Let's Learn About New Orleans!

Photo by Andriy Blokhin/Shutterstock.com
  • New Orleans is a city-parish in Louisiana and is the state's most populous city. 
  • France built New Orleans before Louisiana became a US territory in 1803 when then-President Thomas Jefferson purchased it from France. Guess how much he paid for it? Only 15 million dollars! 
  • French settlers used the term "Creole" to distinguish people born in Louisiana from those born in countries like Spain and France, from which many early inhabitants came. 
  • In 1796, in New Orleans, the first opera was performed in the US.
  • Jazz music was born in New Orleans! Experts can't decide if it appeared in the late 19th century or the early 20th century, but they know it quickly gained popularity throughout the world.
  • The Lake Pontchartrain Causeway, the longest bridge over a body of water worldwide, is located in New Orleans! 
  • Creole cuisine comes from New Orleans—famous dishes are jambalaya, gumbo, étouffée, and King Cake! It's a tradition for Mardi Gras partygoers to eat King Cake, baked with a small plastic baby inside. The person who has the slice with the baby is expected to host the party the following year.

That's Berry Funny

Why did the Fungi leave the party? 

There wasn't mushroom to dance!

That's Berry Funny

Why did the Mushroom get invited to all the parties? 

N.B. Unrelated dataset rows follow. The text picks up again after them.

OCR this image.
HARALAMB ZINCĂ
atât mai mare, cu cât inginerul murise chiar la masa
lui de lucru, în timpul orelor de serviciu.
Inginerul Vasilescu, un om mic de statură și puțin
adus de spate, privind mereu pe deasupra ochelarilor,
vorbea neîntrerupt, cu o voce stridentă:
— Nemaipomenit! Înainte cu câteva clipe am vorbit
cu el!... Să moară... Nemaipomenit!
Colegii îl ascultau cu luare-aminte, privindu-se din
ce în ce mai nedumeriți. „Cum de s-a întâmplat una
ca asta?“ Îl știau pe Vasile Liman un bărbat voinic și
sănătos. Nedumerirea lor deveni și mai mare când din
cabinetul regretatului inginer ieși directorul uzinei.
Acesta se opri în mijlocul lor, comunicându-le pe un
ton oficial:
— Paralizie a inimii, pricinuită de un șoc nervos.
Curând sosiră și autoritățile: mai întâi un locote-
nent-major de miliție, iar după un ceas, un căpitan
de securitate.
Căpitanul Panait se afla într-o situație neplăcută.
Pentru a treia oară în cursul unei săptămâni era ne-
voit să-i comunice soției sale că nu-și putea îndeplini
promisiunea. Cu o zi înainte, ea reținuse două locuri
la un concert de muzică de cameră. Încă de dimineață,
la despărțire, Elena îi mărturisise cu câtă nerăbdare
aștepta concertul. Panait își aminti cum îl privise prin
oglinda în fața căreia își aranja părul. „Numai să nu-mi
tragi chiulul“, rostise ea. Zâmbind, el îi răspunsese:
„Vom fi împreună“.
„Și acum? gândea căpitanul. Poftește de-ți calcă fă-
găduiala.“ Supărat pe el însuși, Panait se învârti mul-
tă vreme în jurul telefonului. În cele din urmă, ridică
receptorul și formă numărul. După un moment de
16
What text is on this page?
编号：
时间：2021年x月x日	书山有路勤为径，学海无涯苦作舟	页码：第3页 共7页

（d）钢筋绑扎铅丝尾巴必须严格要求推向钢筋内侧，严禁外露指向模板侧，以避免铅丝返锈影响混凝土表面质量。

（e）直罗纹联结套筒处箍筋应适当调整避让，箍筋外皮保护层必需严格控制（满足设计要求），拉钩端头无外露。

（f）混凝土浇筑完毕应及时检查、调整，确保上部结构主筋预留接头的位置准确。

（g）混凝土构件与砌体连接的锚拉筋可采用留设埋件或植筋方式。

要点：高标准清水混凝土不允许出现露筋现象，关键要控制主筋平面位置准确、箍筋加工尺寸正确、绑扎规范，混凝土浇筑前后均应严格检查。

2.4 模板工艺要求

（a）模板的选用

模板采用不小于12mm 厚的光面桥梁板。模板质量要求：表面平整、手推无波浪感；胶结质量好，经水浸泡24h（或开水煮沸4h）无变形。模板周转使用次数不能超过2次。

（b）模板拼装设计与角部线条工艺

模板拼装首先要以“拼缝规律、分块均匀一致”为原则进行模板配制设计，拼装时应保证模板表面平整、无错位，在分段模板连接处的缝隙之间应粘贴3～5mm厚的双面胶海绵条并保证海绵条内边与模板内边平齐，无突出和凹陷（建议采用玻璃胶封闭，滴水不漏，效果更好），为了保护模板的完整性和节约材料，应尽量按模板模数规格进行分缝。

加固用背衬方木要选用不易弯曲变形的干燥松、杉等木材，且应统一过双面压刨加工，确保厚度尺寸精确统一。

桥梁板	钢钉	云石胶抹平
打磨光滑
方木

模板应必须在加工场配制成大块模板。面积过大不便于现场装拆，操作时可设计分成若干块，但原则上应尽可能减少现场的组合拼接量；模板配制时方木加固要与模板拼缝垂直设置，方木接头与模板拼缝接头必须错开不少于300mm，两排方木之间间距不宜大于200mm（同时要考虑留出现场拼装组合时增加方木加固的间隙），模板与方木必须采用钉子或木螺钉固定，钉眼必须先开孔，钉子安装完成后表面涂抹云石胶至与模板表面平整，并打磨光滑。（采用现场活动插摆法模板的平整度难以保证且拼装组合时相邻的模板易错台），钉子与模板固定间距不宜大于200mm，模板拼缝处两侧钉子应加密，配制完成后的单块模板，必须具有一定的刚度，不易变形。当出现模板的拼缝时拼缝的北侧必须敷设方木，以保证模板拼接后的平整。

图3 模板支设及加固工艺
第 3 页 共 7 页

Because he's a fungi! (fun guy)

That's Berry Funny

What kind of socks do you need to plant bell peppers? 

Garden hose!

That's Berry Funny

Did you hear the joke about the fungus? 

I could tell it to you, but it might need time to grow on you.

Lettuce Joke Around

Why didn't the bell peppers do archery?

Because they didn't habanero.

That's Berry Funny

I’m allergic to green onions.

Every time I eat them, I break out in chives!